Predicting Flooding with AI Models

Following deadly floods in Tennessee, Puja Das, interdisciplinary engineering PhD’27, is working on a NASA-funded project to explore a better way to predict devastating rainstorms with the help of physics-guided generative AI.


This article originally appeared on Northeastern Global News. It was published by Cynthia McCormick Hibbert. Main photo: Dustin Shadownes of Ashland City Fire Department searches a creek for missing persons along with a cadaver dog after flash floods killed 20 in Waverly, Tenn. Northeastern researchers are working with Tennessee Valley Authority on better rain forecasting models. AP Photo/John Amis

The short-term rain forecast system is broken. Can AI do a better job of predicting deadly floods?
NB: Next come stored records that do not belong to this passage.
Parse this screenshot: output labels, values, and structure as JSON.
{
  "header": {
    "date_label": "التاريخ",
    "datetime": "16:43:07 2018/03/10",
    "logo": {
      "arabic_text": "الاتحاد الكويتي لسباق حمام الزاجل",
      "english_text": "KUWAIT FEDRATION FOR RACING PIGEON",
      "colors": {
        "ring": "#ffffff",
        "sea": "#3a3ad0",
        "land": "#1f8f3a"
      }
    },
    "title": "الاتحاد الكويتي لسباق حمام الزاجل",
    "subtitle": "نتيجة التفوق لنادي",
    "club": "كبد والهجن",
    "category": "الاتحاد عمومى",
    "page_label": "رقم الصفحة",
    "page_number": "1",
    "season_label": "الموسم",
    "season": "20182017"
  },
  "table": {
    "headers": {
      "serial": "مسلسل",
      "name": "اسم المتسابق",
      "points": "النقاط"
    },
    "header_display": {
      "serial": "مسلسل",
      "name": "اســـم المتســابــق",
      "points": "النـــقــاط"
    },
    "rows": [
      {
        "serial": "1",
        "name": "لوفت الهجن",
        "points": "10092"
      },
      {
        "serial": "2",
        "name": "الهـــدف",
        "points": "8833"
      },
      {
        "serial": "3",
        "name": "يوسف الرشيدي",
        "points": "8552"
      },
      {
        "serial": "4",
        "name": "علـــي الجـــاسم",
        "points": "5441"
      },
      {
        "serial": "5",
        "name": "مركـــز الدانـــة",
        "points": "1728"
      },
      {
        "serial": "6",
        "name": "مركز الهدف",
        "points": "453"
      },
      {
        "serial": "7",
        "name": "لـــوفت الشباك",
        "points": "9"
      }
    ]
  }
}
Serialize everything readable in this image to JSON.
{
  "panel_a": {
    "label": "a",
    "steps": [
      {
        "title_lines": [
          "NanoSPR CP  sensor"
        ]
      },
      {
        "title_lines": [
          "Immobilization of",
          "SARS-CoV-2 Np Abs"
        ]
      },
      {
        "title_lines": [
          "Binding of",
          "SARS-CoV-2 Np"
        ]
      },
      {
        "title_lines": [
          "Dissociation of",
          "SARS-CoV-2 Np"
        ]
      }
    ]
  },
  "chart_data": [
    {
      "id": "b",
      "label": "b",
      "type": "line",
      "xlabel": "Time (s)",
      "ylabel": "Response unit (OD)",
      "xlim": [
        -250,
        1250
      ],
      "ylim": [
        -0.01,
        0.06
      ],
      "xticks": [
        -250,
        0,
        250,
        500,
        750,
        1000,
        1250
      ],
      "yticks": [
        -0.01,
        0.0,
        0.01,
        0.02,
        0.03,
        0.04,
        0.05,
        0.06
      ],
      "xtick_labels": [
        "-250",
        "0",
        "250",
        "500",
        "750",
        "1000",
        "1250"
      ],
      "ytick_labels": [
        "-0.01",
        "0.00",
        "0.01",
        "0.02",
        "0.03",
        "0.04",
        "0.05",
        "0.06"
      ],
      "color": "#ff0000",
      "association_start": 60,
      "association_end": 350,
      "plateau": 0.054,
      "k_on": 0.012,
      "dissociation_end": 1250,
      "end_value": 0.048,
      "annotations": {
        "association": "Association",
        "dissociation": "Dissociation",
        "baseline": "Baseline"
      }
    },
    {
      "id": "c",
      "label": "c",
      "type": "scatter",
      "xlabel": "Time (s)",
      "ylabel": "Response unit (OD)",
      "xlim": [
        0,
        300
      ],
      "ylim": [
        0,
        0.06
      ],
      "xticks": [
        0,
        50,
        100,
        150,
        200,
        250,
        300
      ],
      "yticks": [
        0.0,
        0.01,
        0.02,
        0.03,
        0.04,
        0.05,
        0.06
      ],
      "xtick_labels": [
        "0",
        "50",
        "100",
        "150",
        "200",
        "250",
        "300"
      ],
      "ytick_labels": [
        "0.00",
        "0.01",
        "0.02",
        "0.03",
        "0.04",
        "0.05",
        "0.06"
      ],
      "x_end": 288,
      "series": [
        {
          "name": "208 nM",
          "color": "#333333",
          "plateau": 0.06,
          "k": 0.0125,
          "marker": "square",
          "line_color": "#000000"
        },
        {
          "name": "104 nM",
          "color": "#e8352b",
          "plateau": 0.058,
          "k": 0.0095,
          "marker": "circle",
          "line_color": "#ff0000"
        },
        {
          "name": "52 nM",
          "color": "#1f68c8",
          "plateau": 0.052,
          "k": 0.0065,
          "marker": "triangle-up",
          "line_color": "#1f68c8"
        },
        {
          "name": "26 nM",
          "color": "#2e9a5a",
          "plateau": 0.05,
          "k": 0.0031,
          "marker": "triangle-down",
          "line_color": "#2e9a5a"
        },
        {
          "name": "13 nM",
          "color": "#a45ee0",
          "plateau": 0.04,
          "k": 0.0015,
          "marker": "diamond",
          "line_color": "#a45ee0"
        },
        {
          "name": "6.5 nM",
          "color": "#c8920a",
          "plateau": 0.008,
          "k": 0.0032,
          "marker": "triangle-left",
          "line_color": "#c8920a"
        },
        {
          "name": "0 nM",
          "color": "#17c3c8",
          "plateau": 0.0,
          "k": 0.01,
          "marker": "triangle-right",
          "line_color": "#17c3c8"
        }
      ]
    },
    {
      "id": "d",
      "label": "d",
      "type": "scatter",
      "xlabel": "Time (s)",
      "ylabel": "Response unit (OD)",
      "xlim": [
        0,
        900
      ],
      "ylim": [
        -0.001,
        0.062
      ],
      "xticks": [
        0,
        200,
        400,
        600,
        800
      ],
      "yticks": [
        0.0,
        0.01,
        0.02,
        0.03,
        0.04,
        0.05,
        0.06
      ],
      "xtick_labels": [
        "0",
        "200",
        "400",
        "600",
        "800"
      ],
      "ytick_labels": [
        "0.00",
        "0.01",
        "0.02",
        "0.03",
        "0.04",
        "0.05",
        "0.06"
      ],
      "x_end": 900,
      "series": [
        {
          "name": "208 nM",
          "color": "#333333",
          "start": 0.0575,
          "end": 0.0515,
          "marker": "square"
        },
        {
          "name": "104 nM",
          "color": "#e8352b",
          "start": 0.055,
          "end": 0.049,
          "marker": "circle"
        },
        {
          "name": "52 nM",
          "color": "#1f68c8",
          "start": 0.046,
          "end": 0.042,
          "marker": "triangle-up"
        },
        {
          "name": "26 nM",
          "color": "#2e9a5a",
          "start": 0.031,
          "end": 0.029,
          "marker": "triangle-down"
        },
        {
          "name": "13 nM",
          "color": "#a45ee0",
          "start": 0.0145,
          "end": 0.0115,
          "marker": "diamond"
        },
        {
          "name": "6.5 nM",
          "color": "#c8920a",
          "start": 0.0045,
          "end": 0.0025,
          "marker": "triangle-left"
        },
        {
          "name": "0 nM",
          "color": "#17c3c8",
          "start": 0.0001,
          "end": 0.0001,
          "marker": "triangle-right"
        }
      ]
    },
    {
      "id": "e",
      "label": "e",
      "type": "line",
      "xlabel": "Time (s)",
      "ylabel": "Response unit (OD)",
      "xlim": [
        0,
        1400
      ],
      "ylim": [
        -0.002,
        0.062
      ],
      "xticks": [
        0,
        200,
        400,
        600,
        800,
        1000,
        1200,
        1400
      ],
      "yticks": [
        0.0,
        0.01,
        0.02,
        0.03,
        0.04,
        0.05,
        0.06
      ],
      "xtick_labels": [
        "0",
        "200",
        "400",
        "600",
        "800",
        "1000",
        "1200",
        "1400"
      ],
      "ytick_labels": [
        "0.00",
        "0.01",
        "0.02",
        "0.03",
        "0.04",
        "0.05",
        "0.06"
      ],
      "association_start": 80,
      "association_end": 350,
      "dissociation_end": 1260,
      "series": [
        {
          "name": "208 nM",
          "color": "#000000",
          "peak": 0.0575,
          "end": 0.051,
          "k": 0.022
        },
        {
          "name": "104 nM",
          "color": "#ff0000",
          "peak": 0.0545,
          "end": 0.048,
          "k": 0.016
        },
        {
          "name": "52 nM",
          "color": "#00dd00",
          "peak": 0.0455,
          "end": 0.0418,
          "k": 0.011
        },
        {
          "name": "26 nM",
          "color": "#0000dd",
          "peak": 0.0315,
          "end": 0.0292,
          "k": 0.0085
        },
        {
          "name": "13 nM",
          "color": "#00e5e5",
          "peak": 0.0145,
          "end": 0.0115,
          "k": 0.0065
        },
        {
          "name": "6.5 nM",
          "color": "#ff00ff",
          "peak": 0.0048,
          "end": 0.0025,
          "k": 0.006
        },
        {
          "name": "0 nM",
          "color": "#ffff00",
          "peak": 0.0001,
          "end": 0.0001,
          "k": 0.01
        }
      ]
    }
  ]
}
The floods that killed 20 people in Waverly, Tennessee, and the surrounding area came with little warning.

Meteorologists predicted 2 to 3 inches of rain. But 21 inches fell within the course of that August day in 2021, sweeping away cars, houses, businesses, pets and people, including 7-month-old twins.

“They were not prepared at all. As a result, they could not inform people. Entire neighborhoods washed away,” says Puja Das, a fourth-year Ph.D. candidate in interdisciplinary engineering at Northeastern’s Sustainability and Data Sciences Lab.

Now Das is working with river managers and forecasters to explore a better way to predict devastating rainstorms with the help of physics-guided generative AI.

Her research, which is funded by a grant from NASA, recently took her and two Northeastern colleagues to flood-prone Tennessee, where they toured dams and met with officials from the Tennessee Valley Authority.

The country’s largest public power company, the TVA is also responsible for managing the nation’s fifth-largest river system.

“We also had meetings with the River Forecast Center in Knoxville about the models they use and how they decide which forecasts they will use for a particular extreme event,” Das says.

“We asked what they needed from us. They said they need better quality forecasts, because their existing High Resolution Rapid Refresh (HRRR) model is not working very well. They’re looking for better forecasts for their dam operations and river and flood management,” she says.

A broken forecasting model

A physics-based model updated hourly, HRRR was introduced by NOAA less than 10  years ago, in 2014.

But forecasters and civil officials question whether it can keep up with extreme weather events, which climate scientists and NASA say are growing in intensity and frequency.

Even though HRRR “embeds the best possible physics that we know so far,” it often gave “misleading guidance” and failed to predict large precipitation events that cause flash and other dangerous floods, says Auroop Ganguly, Northeastern Distinguished Professor of Civil and Environmental Engineering, principal investigator at the SDS Lab.

Northeastern researchers visited Norris and Douglas dams in Tennessee as part of NASA-funded project to see if AI can do a better job predicting intense, short-term rain events than other models. Second from left, Northeastern scientist August Posch with doctoral students Puja Das and Ashis Kumar Pal. Courtesy Photos

“It gave a false sense of complacency,” says Ganguly, who is also director of AI4CaS (AI for Climate and Sustainability) focus area within Northeastern’s Institute for Experiential AI.